Antimicrobial and biofilm inhibiting diketopiperazines.

Abstract

Diketopiperazines are the smallest cyclic peptides known. 90% of Gram-negative bacteria produce diketopiperazines and they have also been isolated from Gram-positive bacteria, fungi and higher organisms. Biosynthesis of cyclodipeptides can be achieved by dedicated nonribosomal peptide synthetases or by a novel type of synthetases named cyclopeptide synthases. Since the first report in 1924 a large number of bioactive diketopiperazines was discovered spanning activities as antitumor, antiviral, antifungal, antibacterial, antiprion, antihyperglycemic or glycosidase inhibitor agents. As infections are of increasing concern for human health and resistances against existing antibiotics are growing this review focuses on the antimicrobial activities of diketopiperazines. The antibiotic bicyclomycin is a diketopiperazine and structure activity studies revealed the unique nature of this compound which was finally developed for clinical applications.

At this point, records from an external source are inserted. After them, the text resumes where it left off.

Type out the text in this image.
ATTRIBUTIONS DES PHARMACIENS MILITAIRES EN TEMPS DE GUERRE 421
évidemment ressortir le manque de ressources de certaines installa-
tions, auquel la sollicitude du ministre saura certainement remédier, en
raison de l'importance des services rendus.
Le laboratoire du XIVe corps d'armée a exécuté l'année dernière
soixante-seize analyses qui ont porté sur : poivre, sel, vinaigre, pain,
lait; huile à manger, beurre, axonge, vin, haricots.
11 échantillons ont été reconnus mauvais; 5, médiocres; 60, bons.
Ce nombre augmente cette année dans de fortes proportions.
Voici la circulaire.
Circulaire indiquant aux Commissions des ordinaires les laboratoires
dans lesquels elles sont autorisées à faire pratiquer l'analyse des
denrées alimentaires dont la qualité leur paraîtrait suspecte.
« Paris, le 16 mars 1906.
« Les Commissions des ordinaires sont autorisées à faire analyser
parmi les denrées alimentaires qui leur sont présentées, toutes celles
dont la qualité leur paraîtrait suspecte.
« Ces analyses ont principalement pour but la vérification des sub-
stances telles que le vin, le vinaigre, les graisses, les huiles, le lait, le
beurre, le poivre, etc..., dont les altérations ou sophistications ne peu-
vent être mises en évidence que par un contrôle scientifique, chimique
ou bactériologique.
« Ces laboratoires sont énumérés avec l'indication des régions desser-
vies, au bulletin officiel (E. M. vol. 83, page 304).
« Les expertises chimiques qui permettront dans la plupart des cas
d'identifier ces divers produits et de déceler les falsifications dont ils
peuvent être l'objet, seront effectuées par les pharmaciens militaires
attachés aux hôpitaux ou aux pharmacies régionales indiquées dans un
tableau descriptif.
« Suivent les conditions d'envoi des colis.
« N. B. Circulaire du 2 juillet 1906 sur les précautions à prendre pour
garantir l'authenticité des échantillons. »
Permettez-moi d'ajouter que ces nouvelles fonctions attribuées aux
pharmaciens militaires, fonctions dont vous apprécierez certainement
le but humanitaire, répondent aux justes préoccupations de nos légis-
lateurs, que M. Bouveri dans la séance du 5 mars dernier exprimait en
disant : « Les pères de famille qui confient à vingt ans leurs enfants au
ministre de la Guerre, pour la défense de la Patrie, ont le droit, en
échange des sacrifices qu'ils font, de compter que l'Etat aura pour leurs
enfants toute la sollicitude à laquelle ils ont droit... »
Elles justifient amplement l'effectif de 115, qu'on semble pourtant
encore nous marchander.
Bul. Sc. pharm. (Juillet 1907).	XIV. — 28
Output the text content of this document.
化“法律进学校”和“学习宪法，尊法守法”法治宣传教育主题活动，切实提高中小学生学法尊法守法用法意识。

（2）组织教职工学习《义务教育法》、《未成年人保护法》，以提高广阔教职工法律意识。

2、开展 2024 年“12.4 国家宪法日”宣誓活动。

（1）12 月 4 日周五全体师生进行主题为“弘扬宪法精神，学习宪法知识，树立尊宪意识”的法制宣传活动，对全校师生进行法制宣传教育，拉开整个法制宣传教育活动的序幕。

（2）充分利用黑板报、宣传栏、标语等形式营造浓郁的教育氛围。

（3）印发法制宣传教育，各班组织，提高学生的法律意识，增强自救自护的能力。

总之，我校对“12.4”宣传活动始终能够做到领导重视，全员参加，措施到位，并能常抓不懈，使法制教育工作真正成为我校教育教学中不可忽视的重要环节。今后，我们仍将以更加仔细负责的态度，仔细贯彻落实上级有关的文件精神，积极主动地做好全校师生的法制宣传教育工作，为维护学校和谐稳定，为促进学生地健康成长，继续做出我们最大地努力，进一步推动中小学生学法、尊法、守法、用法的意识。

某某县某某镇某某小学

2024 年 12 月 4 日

The antimicrobial activities of a number of other diketopiperazines along with structure activity relationships are discussed. Here a special focus is on the activity-toxicity problem of many compounds setting tight limitations to their application as drugs. Not only these classical antimicrobial activities but also proposed action in modulating bacterial communication as a new target to control biofilms will be evaluated. Pathogens organized in biofilms are difficult to eradicate because of the increase of their tolerance for antibiotics for several orders. Diketopiperazines were reported to modulate LuxR-mediated quorum-sensing systems of bacteria, and they are considered to influence cell-cell signaling offering alternative ways of biofilm control by interfering with microbial communication. Concluding the review we will finally discuss the potential of diketopiperazines in the clinic to erase biofilm infections.